Like most religions, both of these systems have specific practices. Within Hinduism is the practice of yoga, a collection of various practices of “self-discipline, training, meditation, devotion, and concentration” which are supposed to connect the practitioner “with the Divine” (Eastman, 1993, p. 4). Another practice is the revering of cows and cattle to the point of imposing “penalties on those who slaughtered them” (Hopefe, 1994, p. 92). A third practice of Hinduism is a form of purification ritual, performed before worship: in orthodox Hinduism, the worshiper “must touch the purifying waters [of a stream] before he worships” (Chakravarty, 1978, p. 47).

In Jainism they enlarged on the Hindu practice of preserving cattle – they believe all forms of life are sacred and “were to be loved and preserved whenever possible,” a concept known as ahimsa (Hopfe, 1994, p. 94) – this means that Jains revere all life. This in turn leads to another practice which is, for them, founded in religion: vegetarianism. The notion of ahimsa gives rise to a belief which is also a practice: nonviolence (Chakravarty, 1978, p. 45). These more strict versions of Hindu practices, along with Jainism’s rejection of sacrifice and caste systems, are the main distinctions between Hinduism and Jainism. In most other ways, however, the two belief systems are very similar in terms of beliefs, sacred texts, pantheons, and other practices, such as yoga. It should be mentioned that the beliefs of Jainism influenced mainstream Hinduism, resulting in a loosening of “the shakes of caste” (Chakravarty, 1978, p. 45). Jainism also put an end to other extreme practices of mainstream Hinduism such as suttee, “the immolation of widows on their husbands’ funeral pyres” (Chakravarty, 1978, p. 45).

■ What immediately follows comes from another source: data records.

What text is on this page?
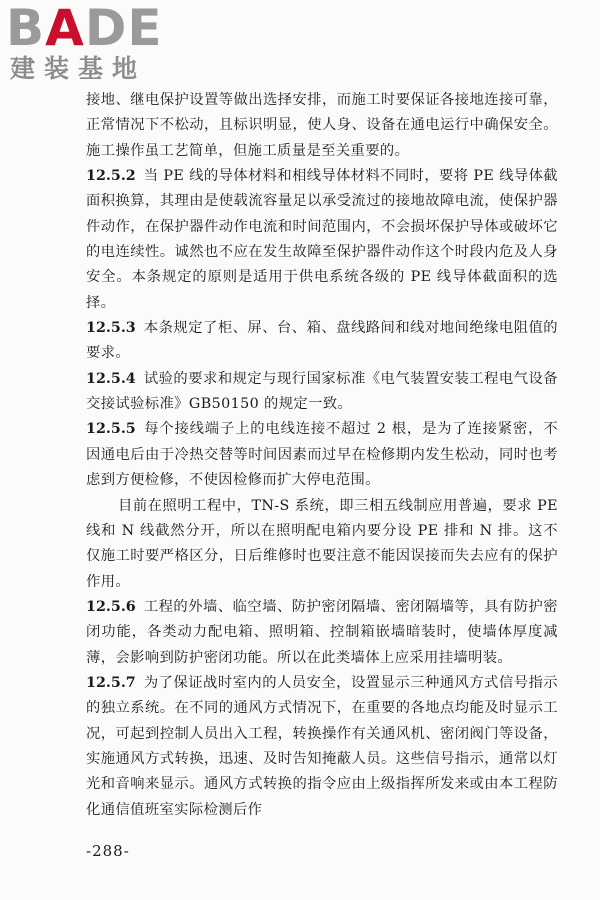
BADE
建装基地

接地、继电保护设置等做出选择安排，而施工时要保证各接地连接可靠，正常情况下不松动，且标识明显，使人身、设备在通电运行中确保安全。施工操作虽工艺简单，但施工质量是至关重要的。

12.5.2 当 PE 线的导体材料和相线导体材料不同时，要将 PE 线导体截面积换算，其理由是使载流容量足以承受流过的接地故障电流，使保护器件动作，在保护器件动作电流和时间范围内，不会损坏保护导体或破坏它的电连续性。诚然也不应在发生故障至保护器件动作这个时段内危及人身安全。本条规定的原则是适用于供电系统各级的 PE 线导体截面积的选择。

12.5.3 本条规定了柜、屏、台、箱、盘线路间和线对地间绝缘电阻值的要求。

12.5.4 试验的要求和规定与现行国家标准《电气装置安装工程电气设备交接试验标准》GB50150 的规定一致。

12.5.5 每个接线端子上的电线连接不超过 2 根，是为了连接紧密，不因通电后由于冷热交替等时间因素而过早在检修期内发生松动，同时也考虑到方便检修，不使因检修而扩大停电范围。

目前在照明工程中，TN-S 系统，即三相五线制应用普遍，要求 PE 线和 N 线截然分开，所以在照明配电箱内要分设 PE 排和 N 排。这不仅施工时要严格区分，日后维修时也要注意不能因误接而失去应有的保护作用。

12.5.6 工程的外墙、临空墙、防护密闭隔墙、密闭隔墙等，具有防护密闭功能，各类动力配电箱、照明箱、控制箱嵌墙暗装时，使墙体厚度减薄，会影响到防护密闭功能。所以在此类墙体上应采用挂墙明装。

12.5.7 为了保证战时室内的人员安全，设置显示三种通风方式信号指示的独立系统。在不同的通风方式情况下，在重要的各地点均能及时显示工况，可起到控制人员出入工程，转换操作有关通风机、密闭阀门等设备，实施通风方式转换，迅速、及时告知掩蔽人员。这些信号指示，通常以灯光和音响来显示。通风方式转换的指令应由上级指挥所发来或由本工程防化通信值班室实际检测后作

-288-
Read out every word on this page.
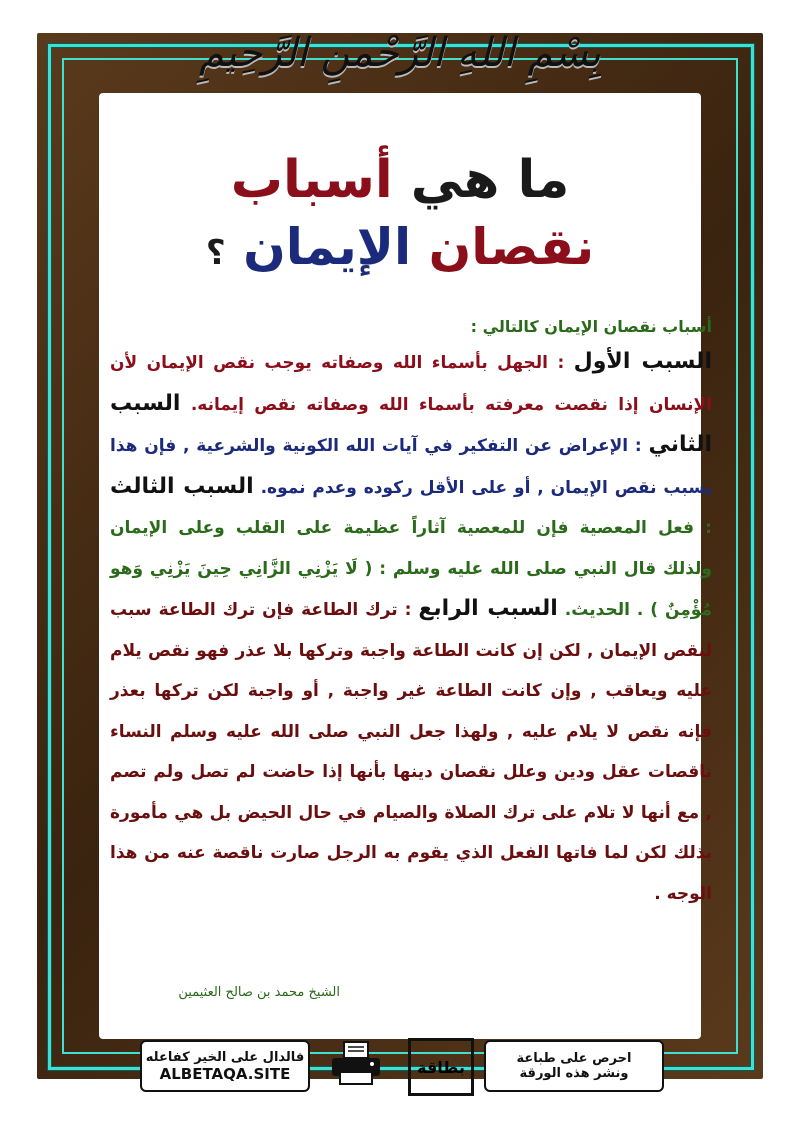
بِسْمِ اللهِ الرَّحْمنِ الرَّحِيمِ
ما هي أسباب
نقصان الإيمان ؟
أسباب نقصان الإيمان كالتالي :
السبب الأول : الجهل بأسماء الله وصفاته يوجب نقص الإيمان لأن الإنسان إذا نقصت معرفته بأسماء الله وصفاته نقص إيمانه. السبب الثاني : الإعراض عن التفكير في آيات الله الكونية والشرعية , فإن هذا يسبب نقص الإيمان , أو على الأقل ركوده وعدم نموه. السبب الثالث : فعل المعصية فإن للمعصية آثاراً عظيمة على القلب وعلى الإيمان ولذلك قال النبي صلى الله عليه وسلم : ( لَا يَزْنِي الزَّانِي حِينَ يَزْنِي وَهو مُؤْمِنٌ ) . الحديث. السبب الرابع : ترك الطاعة فإن ترك الطاعة سبب لنقص الإيمان , لكن إن كانت الطاعة واجبة وتركها بلا عذر فهو نقص يلام عليه ويعاقب , وإن كانت الطاعة غير واجبة , أو واجبة لكن تركها بعذر فإنه نقص لا يلام عليه , ولهذا جعل النبي صلى الله عليه وسلم النساء ناقصات عقل ودين وعلل نقصان دينها بأنها إذا حاضت لم تصل ولم تصم , مع أنها لا تلام على ترك الصلاة والصيام في حال الحيض بل هي مأمورة بذلك لكن لما فاتها الفعل الذي يقوم به الرجل صارت ناقصة عنه من هذا الوجه .
الشيخ محمد بن صالح العثيمين
فالدال على الخير كفاعله
ALBETAQA.SITE	بطاقة	احرص على طباعة
ونشر هذه الورقة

Both religions are still exist today. Hinduism, with its seemingly endless pantheon of both major and minor gods, is significantly larger and more significant than Jainism. It is predominantly still practiced in India, though with globalization and immigration it has spread to other parts of the globe. Mahatma Gandhi brought a lot of positive attention to the religion in the early part of the 1900s. He focused a great deal of attention on ahimsa, the practice of nonviolence and the reference of all life (Chakravarty, 1978, p. 47). As a result, ahimsa is a practice employed by both Hindus and non-Hindus alike. Another Hindu practice which endures but which is not necessarily practiced in the context of Hinduism is yoga. It has entered the field of well-being and is employed as means of building strength and flexibility, though many places do emphasize the spiritual tenets associated with the practice. On the whole, however, Hinduism is still practiced in the form that it developed into during the most influential years of Gandhi, a time by which intense sacrifice and strict caste systems had faded away, though they endure in some ways and places in India.

Jainism, on the other hand, is not as widely practiced as Hinduism. Like Hinduism, the main practices and beliefs of the system have not changed much since their development in the sixth century B.C. (Chakravarty, 1978). One of the reasons it is not widely practiced has been mentioned: the intensity of its ascetic practices. However, it’s worth mentioning that Jainism may partially endure because of its influence on mainstream Hinduism, which “absorbed its concern for asceticism and ahimsa” (Hopfe, 1994, p. 94). Jains are very serious about ahimsa, which takes the form daily in the avoidance of violence, vegetarianism, and strict rules which are intended to preserve life and reduce suffering. For example, tilling of the soil is forbidden “lest it harms even the tiniest of living things” (Chakravarty, 1978, p. 45). In short, though Jainism grew out of Hinduism, it does have significant differences which, in turn, influenced Hinduism.

  • Chakravarty, A. (1978). Quest for the Universal One. In M. Severey (Ed.) Great Religions of the World (pp. 34-49). n.l.: National Geographic Book Service.
  • Eastman, R. (Ed.). (1993). The ways of religion: An introduction to the major traditions (2nd ed.). New York: Oxford University Press.
  • Hopfe, L. (1994). Religions of the world. L.R. Hopfe & L.M. Hopfre, Jr. (Eds.). New York: Macmillan College Publishing Company.